I'll discuss this next time.
[i] Karen Pollitz , Kaye Pestaina , Alex Montero , Lunna Lopes , Isabelle Valdes , Ashley Kirzinger, and Mollyann Brodie. KFF Survey of Consumer Experiences with Health Insurance. June 15, 2023. Available at https://www.kff.org/private-insurance/poll-finding/kff-survey-of-consumer-experiences-with-health-insurance/ [Accessed June 15, 2023]
[ii] Noam N. Levy. One hundred million people in America are saddled with health care debt. KFF Health News. June 16, 2022. Available at https://kffhealthnews.org/news/article/diagnosis-debt-investigation-100-million-americans-hidden-medical-debt/. [Accessed June 15, 2023]
[iii] Sarah Kliff and Jessica Silver-Greenberg. This nonprofit health system cuts off patients with medical debt. The New York Times. June 1, 2023. Available at https://www.nytimes.com/2023/06/01/business/allina-health-hospital-debt.html [Accessed June 16, 2023.]
2 comments:
Cervantes,
You seem to be ignoring the elephant in the room and that is the cost of delivery.
Example: MRI cost
https://www.statista.com/statistics/312020/price-of-mri-diagnostics-by-country/
US $1,430
UK $450
Switzerland $350
Netherlands $190
Please don't rely on the argument that it's all because of government subsidies in these other countries because it's simply not true. Fix the delivery system and you've solved a great deal of the problem.

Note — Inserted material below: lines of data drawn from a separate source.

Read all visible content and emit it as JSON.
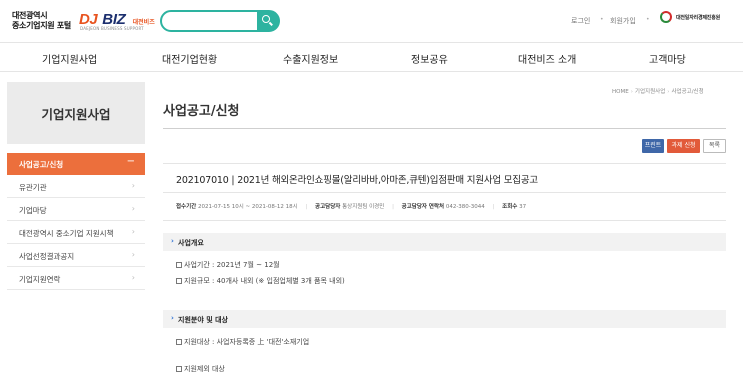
{
  "header": {
    "logo_line1": "대전광역시",
    "logo_line2": "중소기업지원 포털",
    "brand_dj": "DJ",
    "brand_biz": "BIZ",
    "brand_kr": "대전비즈",
    "brand_sub": "DAEJEON BUSINESS SUPPORT",
    "search_placeholder": "",
    "util_login": "로그인",
    "util_join": "회원가입",
    "org_name": "대전일자리경제진흥원"
  },
  "gnb": {
    "items": [
      {
        "label": "기업지원사업"
      },
      {
        "label": "대전기업현황"
      },
      {
        "label": "수출지원정보"
      },
      {
        "label": "정보공유"
      },
      {
        "label": "대전비즈 소개"
      },
      {
        "label": "고객마당"
      }
    ]
  },
  "sidebar": {
    "title": "기업지원사업",
    "items": [
      {
        "label": "사업공고/신청",
        "active": true,
        "chevron": "−"
      },
      {
        "label": "유관기관",
        "chevron": "›"
      },
      {
        "label": "기업마당",
        "chevron": "›"
      },
      {
        "label": "대전광역시 중소기업 지원시책",
        "chevron": "›"
      },
      {
        "label": "사업선정결과공지",
        "chevron": "›"
      },
      {
        "label": "기업지원연락",
        "chevron": "›"
      }
    ]
  },
  "breadcrumb": {
    "home": "HOME",
    "level1": "기업지원사업",
    "level2": "사업공고/신청"
  },
  "page": {
    "title": "사업공고/신청",
    "btn_print": "프린트",
    "btn_apply": "과제 신청",
    "btn_list": "목록"
  },
  "post": {
    "title": "202107010 | 2021년 해외온라인쇼핑몰(알리바바,아마존,큐텐)입점판매 지원사업 모집공고",
    "period_label": "접수기간",
    "period_value": "2021-07-15 10시 ~ 2021-08-12 18시",
    "manager_label": "공고담당자",
    "manager_value": "통상지원팀 이경민",
    "contact_label": "공고담당자 연락처",
    "contact_value": "042-380-3044",
    "views_label": "조회수",
    "views_value": "37"
  },
  "sections": [
    {
      "title": "사업개요",
      "bullets": [
        "사업기간 : 2021년 7월 ~ 12월",
        "지원규모 : 40개사 내외 (※ 입점업체별 3개 품목 내외)"
      ]
    },
    {
      "title": "지원분야 및 대상",
      "bullets": [
        "지원대상 : 사업자등록증 上 '대전'소재기업",
        "지원제외 대상"
      ]
    }
  ],
  "colors": {
    "accent_orange": "#ec6f3c",
    "accent_teal": "#2db3a0",
    "accent_blue": "#3f67a8",
    "accent_red": "#e25a3a"
  }
}
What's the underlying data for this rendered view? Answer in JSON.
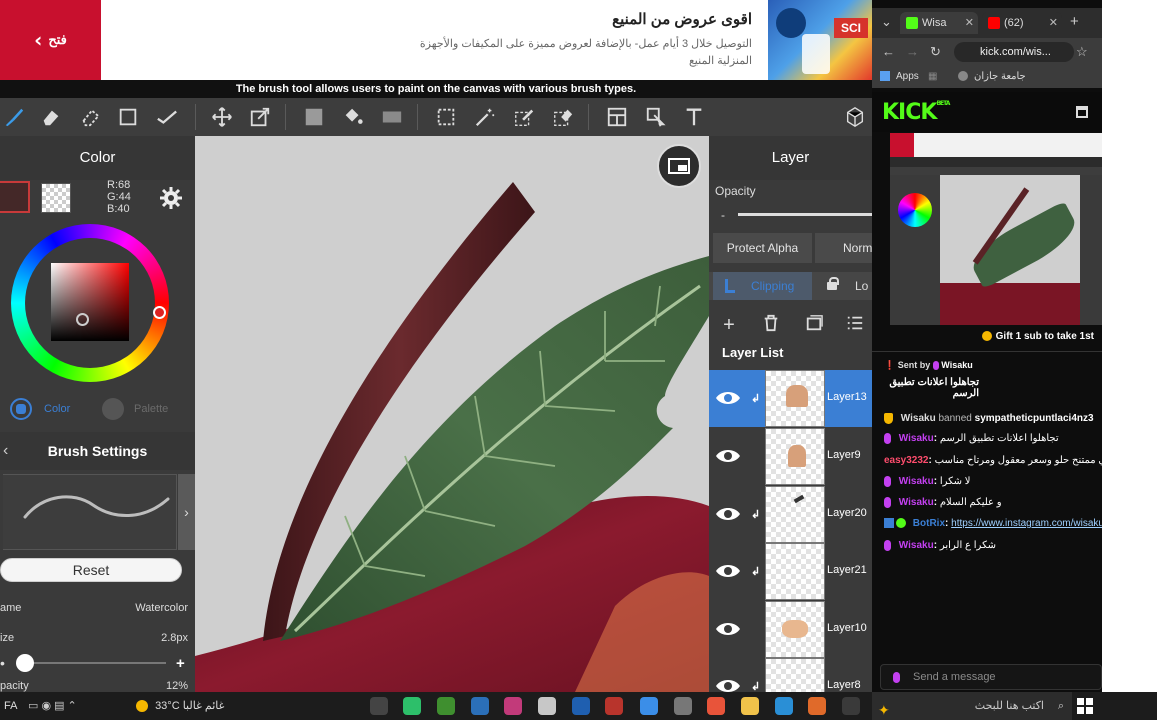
{
  "ad": {
    "open_label": "فتح",
    "title": "اقوى عروض من المنيع",
    "description": "التوصيل خلال 3 أيام عمل- بالإضافة لعروض مميزة على المكيفات والأجهزة المنزلية المنيع",
    "image_text": "SCI"
  },
  "tooltip": "The brush tool allows users to paint on the canvas with various brush types.",
  "color_panel": {
    "title": "Color",
    "rgb_r": "R:68",
    "rgb_g": "G:44",
    "rgb_b": "B:40",
    "main_color": "#442c28",
    "tab_color": "Color",
    "tab_palette": "Palette"
  },
  "brush_settings": {
    "title": "Brush Settings",
    "reset_label": "Reset",
    "name_label": "ame",
    "name_value": "Watercolor",
    "size_label": "ize",
    "size_value": "2.8px",
    "opacity_label": "pacity",
    "opacity_value": "12%"
  },
  "layer_panel": {
    "title": "Layer",
    "opacity_label": "Opacity",
    "opacity_minus": "-",
    "protect_alpha": "Protect Alpha",
    "blend_mode": "Norm",
    "clipping": "Clipping",
    "lock": "Lo",
    "layer_list_label": "Layer List",
    "layers": [
      {
        "name": "Layer13",
        "selected": true,
        "clipped": true
      },
      {
        "name": "Layer9",
        "selected": false,
        "clipped": false
      },
      {
        "name": "Layer20",
        "selected": false,
        "clipped": true
      },
      {
        "name": "Layer21",
        "selected": false,
        "clipped": true
      },
      {
        "name": "Layer10",
        "selected": false,
        "clipped": false
      },
      {
        "name": "Layer8",
        "selected": false,
        "clipped": true
      }
    ]
  },
  "browser": {
    "tab1": "Wisa",
    "tab2": "(62)",
    "url": "kick.com/wis...",
    "bookmark_apps": "Apps",
    "bookmark_uni": "جامعة جازان"
  },
  "kick": {
    "logo": "KICK",
    "logo_sup": "BETA",
    "gift_text": "Gift 1 sub to take 1st",
    "sent_by_label": "Sent by",
    "sent_by_user": "Wisaku",
    "sent_message": "تجاهلوا اعلانات تطبيق الرسم",
    "chat": [
      {
        "user": "Wisaku",
        "action": "banned",
        "target": "sympatheticpuntlaci4nz3",
        "type": "ban"
      },
      {
        "user": "Wisaku",
        "text": "تجاهلوا اعلانات تطبيق الرسم",
        "type": "msg"
      },
      {
        "user": "easy3232",
        "text": "ويركاته في ممتنح حلو وسعر معقول ومرتاح مناسب",
        "type": "msg"
      },
      {
        "user": "Wisaku",
        "text": "لا شكرا",
        "type": "msg"
      },
      {
        "user": "Wisaku",
        "text": "و عليكم السلام",
        "type": "msg"
      },
      {
        "user": "BotRix",
        "text": "https://www.instagram.com/wisaku_",
        "type": "bot"
      },
      {
        "user": "Wisaku",
        "text": "شكرا ع الرابر",
        "type": "msg"
      }
    ],
    "chat_colors": {
      "Wisaku": "#c340f0",
      "easy3232": "#ff4d6d",
      "BotRix": "#3b7fd4"
    },
    "input_placeholder": "Send a message"
  },
  "taskbar": {
    "left_text": "FA",
    "temperature": "33°C",
    "weather_text": "غائم غالبا",
    "search_text": "اكتب هنا للبحث"
  }
}
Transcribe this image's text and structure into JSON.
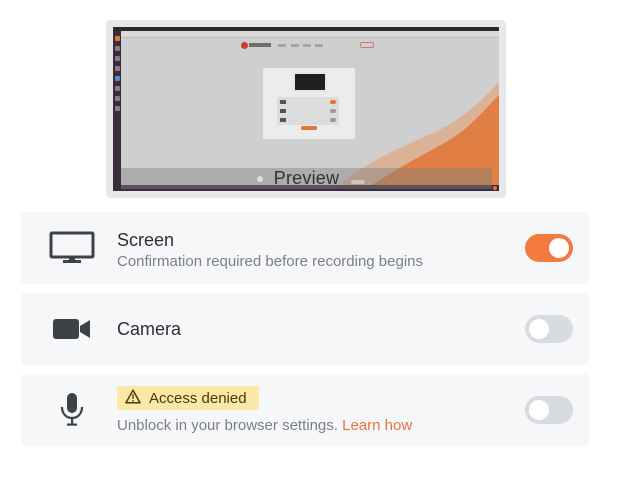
{
  "preview": {
    "label": "Preview"
  },
  "sources": {
    "screen": {
      "title": "Screen",
      "subtitle": "Confirmation required before recording begins",
      "enabled": true,
      "icon": "monitor-icon"
    },
    "camera": {
      "title": "Camera",
      "enabled": false,
      "icon": "video-camera-icon"
    },
    "microphone": {
      "badge": "Access denied",
      "badge_icon": "warning-icon",
      "subtitle": "Unblock in your browser settings.",
      "link": "Learn how",
      "enabled": false,
      "icon": "microphone-icon"
    }
  },
  "colors": {
    "accent": "#f37b3f",
    "link": "#e8733a",
    "warning_bg": "#fbe8a6",
    "toggle_off": "#d8dbdf",
    "row_bg": "#f6f7f8"
  }
}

Complaining about the risk pool operators exclusively won't.
Dumping this broken delivery system on the taxpayers as is without fixing it is unconscionable.
I don't ignore that at all. It is absolutely true -- medical services are much more expensive in the U.S. than in other countries. Of course the taxpayers shouldn't have to pay more than fair and reasonable costs. But these are two different issues. Right now it's really expensive, and a lot of people even with insurance can't pay for it. Dumping the costs on sick individuals isn't solving the problem either.
I can't talk about everything at once, unfortunately, blog posts are necessarily short and have a tight focus.